15. The tub spout assembly of claim 14, wherein the handle and the sealing element rotate substantially 90 degrees about the longitudinal axis from the first position to the second position and vice versa.

16. The tub spout assembly of claim 11, wherein the diverter assembly further comprises a diverter housing carried by the tub spout, the diverter housing rotatably carrying the sealing element, the diverter housing comprising a wall that defines the diverter outlet, and wherein in the second position the sealing element abuts the wall around the diverter outlet to inhibit water from flowing through the spout outlet of the tub spout assembly.

17. A tub spout assembly comprising:

a tub spout including: a spout inlet configured to receive water; a spout outlet configured to deliver water from the tub spout assembly; and

a diverter assembly supported by the tub spout, the diverter assembly including: a diverter inlet configured to receive water from the spout inlet; a diverter outlet configured to deliver water to the spout outlet; a handle rotatably supported by the tub spout, the handle being rotatable between a first position and a second position relative to the tub spout; a sealing element coupled to the handle so as to rotate with the handle between the first position and the second position relative to the tub spout, in the first position the sealing element being disposed apart from the diverter outlet to permit water to flow through the spout outlet of the tub spout assembly, and in the second position the sealing element obscuring the diverter outlet to inhibit water from flowing through the spout outlet of the tub spout assembly; and a torsion spring coupled to the handle and the sealing element, the torsion spring biasing the handle and the sealing element toward the first position.

18. The tub spout assembly of claim 17, wherein the tub spout further comprises a longitudinal axis, the handle and the sealing element being rotatable about the longitudinal axis from the first position to the second position and vice versa relative to the tub spout.

19. The tub spout assembly of claim 19, wherein the diverter outlet is disposed in a plane that is substantially perpendicular to the longitudinal axis.
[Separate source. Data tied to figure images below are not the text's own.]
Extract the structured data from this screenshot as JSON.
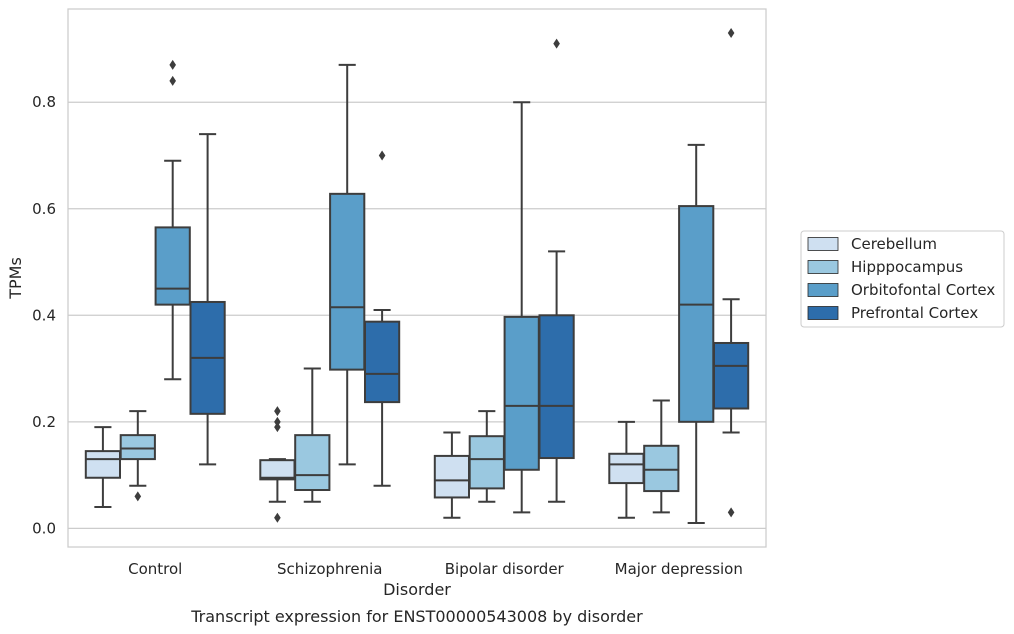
{
  "chart_data": {
    "type": "boxplot",
    "title": "Transcript expression for ENST00000543008 by disorder",
    "xlabel": "Disorder",
    "ylabel": "TPMs",
    "ylim": [
      -0.035,
      0.975
    ],
    "yticks": [
      0.0,
      0.2,
      0.4,
      0.6,
      0.8
    ],
    "ytick_labels": [
      "0.0",
      "0.2",
      "0.4",
      "0.6",
      "0.8"
    ],
    "categories": [
      "Control",
      "Schizophrenia",
      "Bipolar disorder",
      "Major depression"
    ],
    "grid": true,
    "legend_position": "right",
    "series": [
      {
        "name": "Cerebellum",
        "color": "#cfe0f1",
        "boxes": [
          {
            "whislo": 0.04,
            "q1": 0.095,
            "med": 0.13,
            "q3": 0.145,
            "whishi": 0.19,
            "fliers": []
          },
          {
            "whislo": 0.05,
            "q1": 0.092,
            "med": 0.095,
            "q3": 0.128,
            "whishi": 0.13,
            "fliers": [
              0.02,
              0.19,
              0.2,
              0.22
            ]
          },
          {
            "whislo": 0.02,
            "q1": 0.058,
            "med": 0.09,
            "q3": 0.136,
            "whishi": 0.18,
            "fliers": []
          },
          {
            "whislo": 0.02,
            "q1": 0.085,
            "med": 0.12,
            "q3": 0.14,
            "whishi": 0.2,
            "fliers": []
          }
        ]
      },
      {
        "name": "Hipppocampus",
        "color": "#9ac8e0",
        "boxes": [
          {
            "whislo": 0.08,
            "q1": 0.13,
            "med": 0.15,
            "q3": 0.175,
            "whishi": 0.22,
            "fliers": [
              0.06
            ]
          },
          {
            "whislo": 0.05,
            "q1": 0.072,
            "med": 0.1,
            "q3": 0.175,
            "whishi": 0.3,
            "fliers": []
          },
          {
            "whislo": 0.05,
            "q1": 0.075,
            "med": 0.13,
            "q3": 0.173,
            "whishi": 0.22,
            "fliers": []
          },
          {
            "whislo": 0.03,
            "q1": 0.07,
            "med": 0.11,
            "q3": 0.155,
            "whishi": 0.24,
            "fliers": []
          }
        ]
      },
      {
        "name": "Orbitofontal Cortex",
        "color": "#5a9ec9",
        "boxes": [
          {
            "whislo": 0.28,
            "q1": 0.42,
            "med": 0.45,
            "q3": 0.565,
            "whishi": 0.69,
            "fliers": [
              0.84,
              0.87
            ]
          },
          {
            "whislo": 0.12,
            "q1": 0.298,
            "med": 0.415,
            "q3": 0.628,
            "whishi": 0.87,
            "fliers": []
          },
          {
            "whislo": 0.03,
            "q1": 0.11,
            "med": 0.23,
            "q3": 0.397,
            "whishi": 0.8,
            "fliers": []
          },
          {
            "whislo": 0.01,
            "q1": 0.2,
            "med": 0.42,
            "q3": 0.605,
            "whishi": 0.72,
            "fliers": []
          }
        ]
      },
      {
        "name": "Prefrontal Cortex",
        "color": "#2d6dab",
        "boxes": [
          {
            "whislo": 0.12,
            "q1": 0.215,
            "med": 0.32,
            "q3": 0.425,
            "whishi": 0.74,
            "fliers": []
          },
          {
            "whislo": 0.08,
            "q1": 0.237,
            "med": 0.29,
            "q3": 0.388,
            "whishi": 0.41,
            "fliers": [
              0.7
            ]
          },
          {
            "whislo": 0.05,
            "q1": 0.132,
            "med": 0.23,
            "q3": 0.4,
            "whishi": 0.52,
            "fliers": [
              0.91
            ]
          },
          {
            "whislo": 0.18,
            "q1": 0.225,
            "med": 0.305,
            "q3": 0.348,
            "whishi": 0.43,
            "fliers": [
              0.03,
              0.93
            ]
          }
        ]
      }
    ]
  }
}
20. The tub spout assembly of claim 19, wherein the sealing element comprises:

a shaft coupled to the handle, the shaft extending along the longitudinal axis; and

a flap coupled to the shaft;

a gasket coupled to the flap and disposed apart from the longitudinal axis, in the first position the gasket being disposed apart from the diverter outlet to permit water to flow through the tub spout assembly and exit the tub spout assembly via the spout outlet, and in the second position the gasket obscuring the diverter outlet to inhibit water from flowing through the spout outlet of the tub spout assembly.

21. The tub spout assembly of claim 17, wherein the tub spout further comprises a spout housing that defines a partially circumferentially-extending slot extending through the spout, and the handle including a lever extending through the slot and coupled to the sealing element.